Lesley Schiff (born January 27, 1951) is an American artist. She is known for her practice of using color laser printers to create images. Her art covers subjects from worldly affairs to nature and the mystical. Many of her works are included in the collections of The Metropolitan Museum of Art, The Whitney Museum of American Art, the Museum of Modern Art, and Buckingham Palace.

== Artistic career ==
Schiff majored in painting at The Art Institute of Chicago. After graduating in 1974 she moved to New York City. The next year she began using a Xerox 6500 color copier as a paintbrush and by 1981 she had completed her first collection of prints titled Seasons, which was acquired by The Metropolitan Museum of Art that same year.

After Seasons was obtained by the Metropolitan Museum of Art's permanent collection, the portfolio was acquired by Gianfranco Ferre, Manufacturers Hanover & Trust, Chase Manhattan Bank Collection, Goldman Sachs, The New York Public Library, and Security Pacific National Bank.

In 1990, Canon USA took notice of Schiff’s work and donated the Canon CLC 500, one of their newest color laser copiers to her studio. Unlike most other color copiers of the time, the Canon CLC 500 was able to use black ink, giving Schiff access to use darker tones in her art. Canon went on to fund her first exhibit using black: The Color of Light, and continues to sponsor her.

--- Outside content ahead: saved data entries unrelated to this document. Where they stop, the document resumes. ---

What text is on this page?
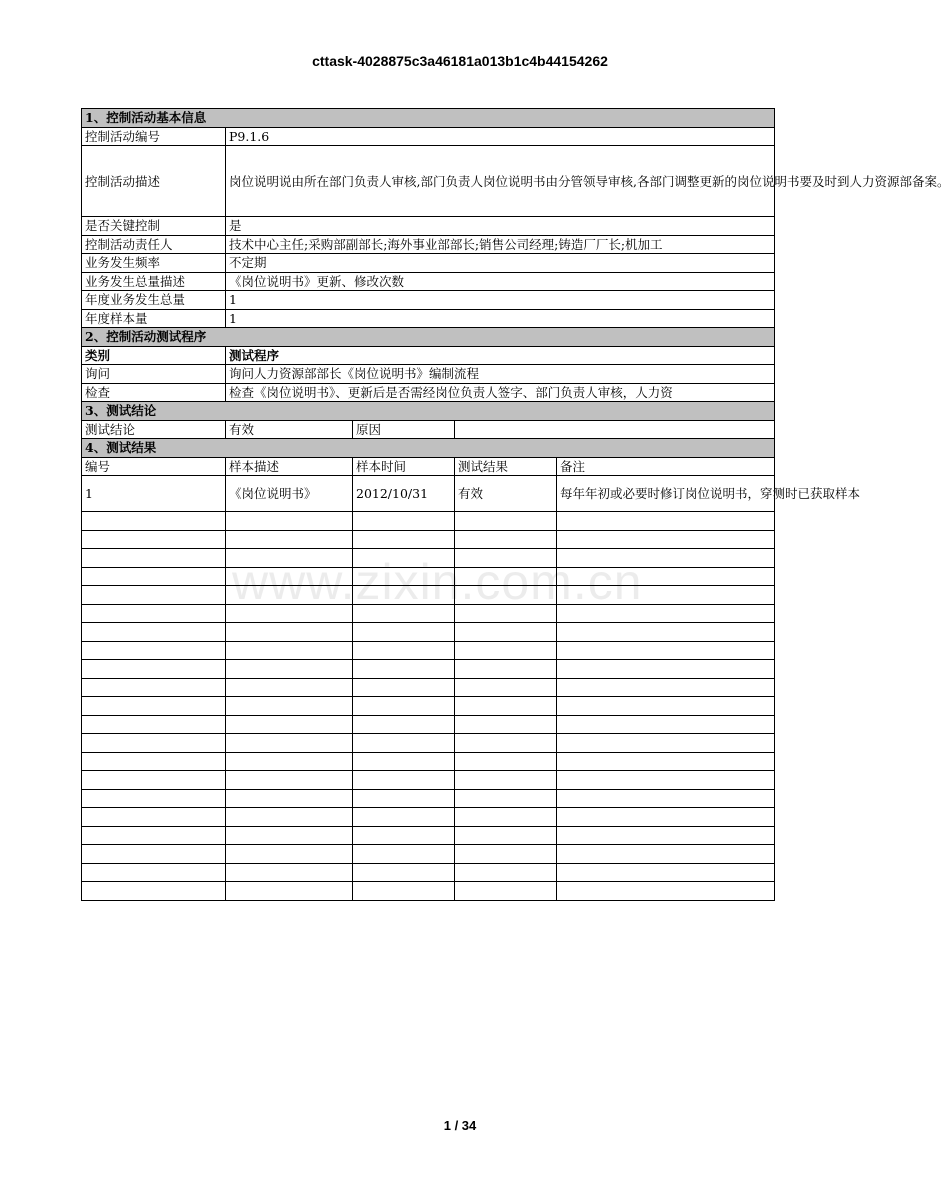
cttask-4028875c3a46181a013b1c4b44154262
www.zixin.com.cn
1、控制活动基本信息				
控制活动编号	P9.1.6			
控制活动描述	岗位说明说由所在部门负责人审核,部门负责人岗位说明书由分管领导审核,各部门调整更新的岗位说明书要及时到人力资源部备案。			
是否关键控制	是			
控制活动责任人	技术中心主任;采购部副部长;海外事业部部长;销售公司经理;铸造厂厂长;机加工			
业务发生频率	不定期			
业务发生总量描述	《岗位说明书》更新、修改次数			
年度业务发生总量	1			
年度样本量	1			
2、控制活动测试程序				
类别	测试程序			
询问	询问人力资源部部长《岗位说明书》编制流程			
检查	检查《岗位说明书》、更新后是否需经岗位负责人签字、部门负责人审核，人力资			
3、测试结论				
测试结论	有效	原因		
4、测试结果				
编号	样本描述	样本时间	测试结果	备注
1	《岗位说明书》	2012/10/31	有效	每年年初或必要时修订岗位说明书，穿测时已获取样本

1 / 34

In 1992, Schiff was commissioned by International Papers, Hammermill brand to endorse the archival papers they produced for their laser photocopiers. They also sponsored her exhibition Angels & Money which delved into a wide range of documentary topics from government corruption to spirituality. To create these images, Schiff superimposed various banknotes over scenes from different countries.

In 1998, Angels and Money was exhibited at Galerie Mesmer and Arte Wallhoff in Basel, Switzerland, later being shown at galleries and museums around the United States in New York City, Atlanta, New Orleans, and Philadelphia.

In 1993, Columbia Records commissioned 104 portraits of their recording artists for a permanent installation on 3 floors of their executive offices. This project took her until 1995 to complete.

While on commission, Schiff was introduced to Bob Dylan’s manager in 1997, which finally resulted in a contract in 2005 for a limited edition portrait of Dylan. This portrait consisted of 45 images: 15 divergent images of Dylan, 15 icons that reflected his enigmatic persona and 15 illustrated songs using a font designed exclusively by Matthew Carter for the lyrics.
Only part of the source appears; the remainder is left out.